How am I going to deal with that?
Or my right hand isn't is I don't have quite the acuity I used to.
So what am I going to do with my guitar playing or, you know, all of those sorts of things.
And I have a million stories of patients who have modified their lives in return.
But it takes time and energy and effort and resources.
>> If you could in 30s tell me what is the most satisfactory thing you see when the patient during Covid, we had the cheers when people left.
And of course you had the experience when people left the hospital.
What is it that brings you that great joy?
>> I think it is when people come back to clinic and say thank you and talk about the ICU staff and how important they were in their recovery, and then also talk about my clinic staff and how important they've been in their recovery, and understanding that it's a journey and that it wasn't one group, but it's sort of that whole piece of the puzzle in helping them get back to what their new normal is and what they consider important.
>> I can imagine that must be quite satisfactory for you.
I mean, that's got to bring you some joy.
Yeah.
Well, Doctor Montgomery-Yates, I am glad that you're out there.
And I'm sure all of us here in Kentucky are glad that you're out there.
And thank you for being with us today.
Thank you for being with us today.
Also, we sometimes forget the impact that even minor illnesses have on our bodies.

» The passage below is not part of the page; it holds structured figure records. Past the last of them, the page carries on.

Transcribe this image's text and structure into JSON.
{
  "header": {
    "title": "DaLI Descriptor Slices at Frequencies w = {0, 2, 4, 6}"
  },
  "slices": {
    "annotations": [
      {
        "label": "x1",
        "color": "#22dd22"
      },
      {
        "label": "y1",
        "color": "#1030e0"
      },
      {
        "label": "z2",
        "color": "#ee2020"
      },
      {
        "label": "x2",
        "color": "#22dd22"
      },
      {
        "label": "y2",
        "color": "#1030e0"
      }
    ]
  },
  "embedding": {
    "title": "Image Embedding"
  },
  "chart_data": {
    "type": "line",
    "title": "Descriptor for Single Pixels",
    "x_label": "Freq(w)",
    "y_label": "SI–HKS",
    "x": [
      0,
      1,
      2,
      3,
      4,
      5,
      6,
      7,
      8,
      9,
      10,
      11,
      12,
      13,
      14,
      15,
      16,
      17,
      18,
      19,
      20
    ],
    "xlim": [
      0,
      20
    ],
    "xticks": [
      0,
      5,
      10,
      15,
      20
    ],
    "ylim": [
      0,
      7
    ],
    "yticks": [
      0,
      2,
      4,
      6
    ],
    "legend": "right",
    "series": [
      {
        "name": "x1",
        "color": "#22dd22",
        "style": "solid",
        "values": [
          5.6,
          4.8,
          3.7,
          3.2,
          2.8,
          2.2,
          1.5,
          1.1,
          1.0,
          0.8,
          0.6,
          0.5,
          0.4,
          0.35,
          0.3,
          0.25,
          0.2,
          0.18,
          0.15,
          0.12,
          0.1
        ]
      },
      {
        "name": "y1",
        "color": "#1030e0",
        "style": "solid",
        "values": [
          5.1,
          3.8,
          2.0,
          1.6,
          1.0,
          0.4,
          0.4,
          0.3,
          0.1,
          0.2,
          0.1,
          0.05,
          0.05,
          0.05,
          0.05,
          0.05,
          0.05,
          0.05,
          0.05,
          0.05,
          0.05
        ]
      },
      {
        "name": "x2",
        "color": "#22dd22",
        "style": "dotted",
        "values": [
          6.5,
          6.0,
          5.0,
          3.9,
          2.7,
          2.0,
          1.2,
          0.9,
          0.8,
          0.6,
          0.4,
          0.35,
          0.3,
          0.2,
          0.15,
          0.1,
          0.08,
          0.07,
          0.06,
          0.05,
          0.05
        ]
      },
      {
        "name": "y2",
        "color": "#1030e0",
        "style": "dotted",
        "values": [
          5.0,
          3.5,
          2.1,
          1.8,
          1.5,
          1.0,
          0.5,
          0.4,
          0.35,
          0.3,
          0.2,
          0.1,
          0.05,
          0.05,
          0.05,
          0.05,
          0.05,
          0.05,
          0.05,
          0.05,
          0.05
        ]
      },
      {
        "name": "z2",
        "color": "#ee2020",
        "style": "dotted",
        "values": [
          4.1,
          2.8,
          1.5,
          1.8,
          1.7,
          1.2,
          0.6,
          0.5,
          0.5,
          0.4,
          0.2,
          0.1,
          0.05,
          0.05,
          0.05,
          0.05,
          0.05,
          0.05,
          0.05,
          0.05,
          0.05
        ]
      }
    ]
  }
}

I hope that you now have a better idea of the toll that having in being treated for a serious illness extracts on patients and the steps that must be taken to achieve full recovery.
If you wish to watch this show again or watch an archived version of past shows, please go to ket.org.
If you have a question or comment about this or other shows, we can be reached at KY at ket.org.
I look forward to seeing you on the next Kentucky Health, and I hope that you can stay out of the intensive care unit, but if you've got to go, please ask them if they know Doctor Montgomery-Yates because if they do, we know that you're going to have a great recovery and get back on your feet sooner rather than later.